The qualities we most need in a president during this crisis are calmness, wisdom, and reassurance; a command of the facts and the ability to communicate them well; and the capacity to think about the medium and long term while carefully weighing competing options and conflicting needs. We need a leader…who can focus like a laser beam on a problem for a sustained period of time, and who will listen to—and, when necessary, defer to—experts who know far more than he does. We need a president who…excels at the intricate work of governing, and who works well with elected officials at every level. We need a chief executive whose judgment is not just sound, but exceptional.
There are some 325 million people in America, and it’s hard to think of more than a handful who are more lacking in these qualities than Donald Trump.
Not long after the 2016 election, I wrote a piece titled, “The Most Dangerous Part of a Trump Presidency: The Unknown.”
The truth is that what worries me the most about a Trump presidency is the unknown…
During political campaigns, the tendency is to talk about what a candidate will do in office. That ranges all the way from particular policy positions to the visionary elements contained in their campaign slogans…
It is the moment when the unknown happens during the next four years that Trump’s character will be on display the most.
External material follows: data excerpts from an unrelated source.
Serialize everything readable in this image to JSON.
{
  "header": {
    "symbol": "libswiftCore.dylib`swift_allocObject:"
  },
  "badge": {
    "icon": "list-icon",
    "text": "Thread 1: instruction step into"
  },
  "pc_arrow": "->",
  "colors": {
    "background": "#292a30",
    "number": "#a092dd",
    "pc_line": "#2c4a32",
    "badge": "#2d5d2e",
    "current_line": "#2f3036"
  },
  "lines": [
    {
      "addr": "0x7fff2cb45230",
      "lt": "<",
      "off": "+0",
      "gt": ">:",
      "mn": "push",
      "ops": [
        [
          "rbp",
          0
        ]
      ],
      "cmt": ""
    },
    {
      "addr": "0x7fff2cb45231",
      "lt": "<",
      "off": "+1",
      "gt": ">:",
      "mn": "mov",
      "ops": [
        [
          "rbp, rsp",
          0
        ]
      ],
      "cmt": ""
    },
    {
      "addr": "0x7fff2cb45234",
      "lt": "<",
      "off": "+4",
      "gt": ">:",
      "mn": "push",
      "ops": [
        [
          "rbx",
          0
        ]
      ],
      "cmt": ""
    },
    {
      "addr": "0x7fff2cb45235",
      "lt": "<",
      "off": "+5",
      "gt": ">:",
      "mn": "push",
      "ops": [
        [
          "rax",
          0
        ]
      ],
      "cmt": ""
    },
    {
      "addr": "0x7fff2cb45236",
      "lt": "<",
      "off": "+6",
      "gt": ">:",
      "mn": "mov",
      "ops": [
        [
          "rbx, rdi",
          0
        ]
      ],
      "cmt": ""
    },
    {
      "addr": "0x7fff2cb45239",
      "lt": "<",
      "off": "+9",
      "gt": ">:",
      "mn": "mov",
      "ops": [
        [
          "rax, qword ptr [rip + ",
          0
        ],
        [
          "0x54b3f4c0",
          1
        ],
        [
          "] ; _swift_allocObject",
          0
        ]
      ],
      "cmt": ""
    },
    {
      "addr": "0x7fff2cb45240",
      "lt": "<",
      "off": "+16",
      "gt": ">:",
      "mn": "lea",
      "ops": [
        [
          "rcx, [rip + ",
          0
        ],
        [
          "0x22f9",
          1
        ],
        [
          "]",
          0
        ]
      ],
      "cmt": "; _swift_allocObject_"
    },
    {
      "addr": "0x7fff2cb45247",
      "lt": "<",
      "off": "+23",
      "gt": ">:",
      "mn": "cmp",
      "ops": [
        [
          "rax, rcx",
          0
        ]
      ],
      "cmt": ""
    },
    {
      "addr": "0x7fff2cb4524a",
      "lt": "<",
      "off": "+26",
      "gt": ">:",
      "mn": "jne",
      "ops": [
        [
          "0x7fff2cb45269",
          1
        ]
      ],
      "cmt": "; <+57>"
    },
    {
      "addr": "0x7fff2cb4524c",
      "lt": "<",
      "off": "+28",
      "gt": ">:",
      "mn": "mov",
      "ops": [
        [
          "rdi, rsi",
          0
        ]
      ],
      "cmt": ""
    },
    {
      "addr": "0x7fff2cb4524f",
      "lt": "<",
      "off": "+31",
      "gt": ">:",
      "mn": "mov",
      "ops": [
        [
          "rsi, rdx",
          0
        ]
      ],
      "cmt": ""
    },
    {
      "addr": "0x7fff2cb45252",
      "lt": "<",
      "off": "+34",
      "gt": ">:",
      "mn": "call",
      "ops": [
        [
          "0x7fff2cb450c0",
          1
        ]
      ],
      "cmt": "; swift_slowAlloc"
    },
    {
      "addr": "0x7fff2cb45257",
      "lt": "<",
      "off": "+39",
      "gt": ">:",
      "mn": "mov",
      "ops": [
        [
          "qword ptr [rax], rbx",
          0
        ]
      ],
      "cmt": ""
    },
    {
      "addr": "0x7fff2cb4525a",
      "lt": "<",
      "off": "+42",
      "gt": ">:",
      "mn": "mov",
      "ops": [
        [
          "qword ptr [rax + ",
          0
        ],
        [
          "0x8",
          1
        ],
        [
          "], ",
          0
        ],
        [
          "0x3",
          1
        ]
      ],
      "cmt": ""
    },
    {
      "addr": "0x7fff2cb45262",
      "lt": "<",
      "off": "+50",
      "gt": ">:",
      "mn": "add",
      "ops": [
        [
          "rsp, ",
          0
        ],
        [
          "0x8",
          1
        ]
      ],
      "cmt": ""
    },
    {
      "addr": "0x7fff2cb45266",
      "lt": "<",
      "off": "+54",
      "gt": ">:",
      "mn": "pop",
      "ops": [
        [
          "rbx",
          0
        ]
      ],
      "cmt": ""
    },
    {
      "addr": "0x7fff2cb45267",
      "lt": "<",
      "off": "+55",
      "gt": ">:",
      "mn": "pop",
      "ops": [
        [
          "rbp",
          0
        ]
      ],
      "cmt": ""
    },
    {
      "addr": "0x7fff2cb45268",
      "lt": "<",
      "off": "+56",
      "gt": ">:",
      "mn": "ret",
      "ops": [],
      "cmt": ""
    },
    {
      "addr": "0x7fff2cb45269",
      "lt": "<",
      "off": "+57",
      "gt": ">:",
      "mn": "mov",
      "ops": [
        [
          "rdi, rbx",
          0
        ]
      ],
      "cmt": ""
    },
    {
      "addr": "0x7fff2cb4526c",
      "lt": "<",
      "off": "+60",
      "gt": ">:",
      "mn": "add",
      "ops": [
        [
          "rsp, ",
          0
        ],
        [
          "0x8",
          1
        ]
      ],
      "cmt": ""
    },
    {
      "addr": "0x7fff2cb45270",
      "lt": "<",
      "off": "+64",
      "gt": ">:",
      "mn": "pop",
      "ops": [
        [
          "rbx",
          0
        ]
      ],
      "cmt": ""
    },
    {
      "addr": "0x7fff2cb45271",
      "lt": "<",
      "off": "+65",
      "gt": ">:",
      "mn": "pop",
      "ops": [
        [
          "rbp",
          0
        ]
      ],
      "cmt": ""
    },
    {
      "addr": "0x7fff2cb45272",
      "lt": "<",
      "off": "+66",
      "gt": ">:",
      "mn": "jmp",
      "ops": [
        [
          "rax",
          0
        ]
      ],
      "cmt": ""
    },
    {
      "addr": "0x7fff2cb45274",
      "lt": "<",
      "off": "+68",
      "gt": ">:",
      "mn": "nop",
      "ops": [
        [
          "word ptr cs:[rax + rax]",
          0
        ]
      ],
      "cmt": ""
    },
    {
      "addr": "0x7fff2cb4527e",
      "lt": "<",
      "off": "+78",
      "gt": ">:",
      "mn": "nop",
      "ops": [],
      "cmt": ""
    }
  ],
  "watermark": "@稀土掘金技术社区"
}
That is why it is the part of his presidency that worries me the most.
While Trump’s presidency and the willingness of congressional Republicans to tolerate his actions have been devastating to our country, we were less than a year from a potential end to this madness when the unknown was unleashed in all its force. I grieve for what might have been if we had been able to face that unknown led by a president with even a modicum of competence.
No matter whether your current response to what is happening in our country is dominated by fear, anger, or grief, please keep in mind that our governors need our support. Most of them are not only battling this crisis on the front lines, they’re having to do so while maneuvering the machinations of a president like Donald Trump. I’m guessing that for the competent ones, that requires a herculean effort.